Soraya
- Mission type: Communication
- Operator: Iranian Space Agency Iranian Space Research Center
- COSPAR ID: 2024-015A
- SATCAT no.: 58817
- Mission duration: 2 years, 5 months, 28 days (in progress)

Spacecraft properties
- Manufacturer: Iranian Space Research Center
- Launch mass: 50 kg
- Power: Solar

Start of mission
- Launch date: 20 January 2024 06:28:34 UTC
- Rocket: Qaem 100
- Launch site: Shahroud Space Center
- Contractor: IRGC

Orbital parameters
- Reference system: Geocentric
- Regime: Low Earth
- Periapsis altitude: 744 km
- Apoapsis altitude: 760 km
- Inclination: 64.5°

= Soraya (satellite) =

Iranian satellite

Soraya (ثریا, IPA: /[soɹæj.jɒ́ː]/), also spelled Sorayya, is an Iranian remote sensing satellite of the SRI series of research satellites built by the Iranian Space Research Center and sent into a 750 km Low Earth orbit on 20 January 2024 by an Iranian Qaem 100 rocket.

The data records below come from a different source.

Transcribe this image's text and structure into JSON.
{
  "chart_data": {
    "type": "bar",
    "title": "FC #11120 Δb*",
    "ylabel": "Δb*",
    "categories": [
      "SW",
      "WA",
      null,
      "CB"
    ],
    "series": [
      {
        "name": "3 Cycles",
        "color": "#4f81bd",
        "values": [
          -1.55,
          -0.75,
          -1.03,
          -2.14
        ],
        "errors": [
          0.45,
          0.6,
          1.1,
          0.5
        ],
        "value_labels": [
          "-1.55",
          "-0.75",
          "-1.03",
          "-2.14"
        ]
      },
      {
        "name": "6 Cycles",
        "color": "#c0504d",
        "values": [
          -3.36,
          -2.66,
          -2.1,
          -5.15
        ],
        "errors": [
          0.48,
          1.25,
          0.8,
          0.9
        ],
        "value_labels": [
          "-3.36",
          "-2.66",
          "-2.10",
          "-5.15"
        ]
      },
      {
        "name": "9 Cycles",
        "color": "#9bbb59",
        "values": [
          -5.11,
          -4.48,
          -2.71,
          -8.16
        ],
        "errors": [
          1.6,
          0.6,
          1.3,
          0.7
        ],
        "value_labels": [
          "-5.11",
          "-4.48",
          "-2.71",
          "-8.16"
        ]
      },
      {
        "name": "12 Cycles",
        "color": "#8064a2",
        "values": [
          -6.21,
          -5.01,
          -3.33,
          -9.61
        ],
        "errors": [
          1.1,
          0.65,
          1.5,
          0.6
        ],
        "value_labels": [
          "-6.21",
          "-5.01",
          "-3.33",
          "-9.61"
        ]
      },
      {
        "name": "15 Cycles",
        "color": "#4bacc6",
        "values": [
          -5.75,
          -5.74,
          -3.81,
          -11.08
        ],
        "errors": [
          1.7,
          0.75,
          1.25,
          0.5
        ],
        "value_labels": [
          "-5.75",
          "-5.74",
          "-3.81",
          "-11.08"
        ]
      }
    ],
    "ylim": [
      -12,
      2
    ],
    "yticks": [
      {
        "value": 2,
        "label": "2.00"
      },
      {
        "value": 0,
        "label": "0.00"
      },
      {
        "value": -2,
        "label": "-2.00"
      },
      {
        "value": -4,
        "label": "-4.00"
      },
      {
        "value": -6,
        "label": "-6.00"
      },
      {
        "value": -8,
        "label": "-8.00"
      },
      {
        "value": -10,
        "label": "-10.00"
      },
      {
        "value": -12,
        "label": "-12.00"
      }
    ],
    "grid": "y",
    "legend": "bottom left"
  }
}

The Iranian Minister of Communications announced that Soraya was placed into orbit by Qaem 100 satellite carrier in 11 minutes. On the next day, he reported the signals and telemetry data received on the night of 20 January showed the satellite was working properly.

Reports indicate that several countries, including France, Britain, and Germany, expressed concern after Iran launched the Soraya satellite due to Iran's possible acquisition of long-range ballistic technology. The United States also considered Iran to be in violation of a UN Security Council resolution.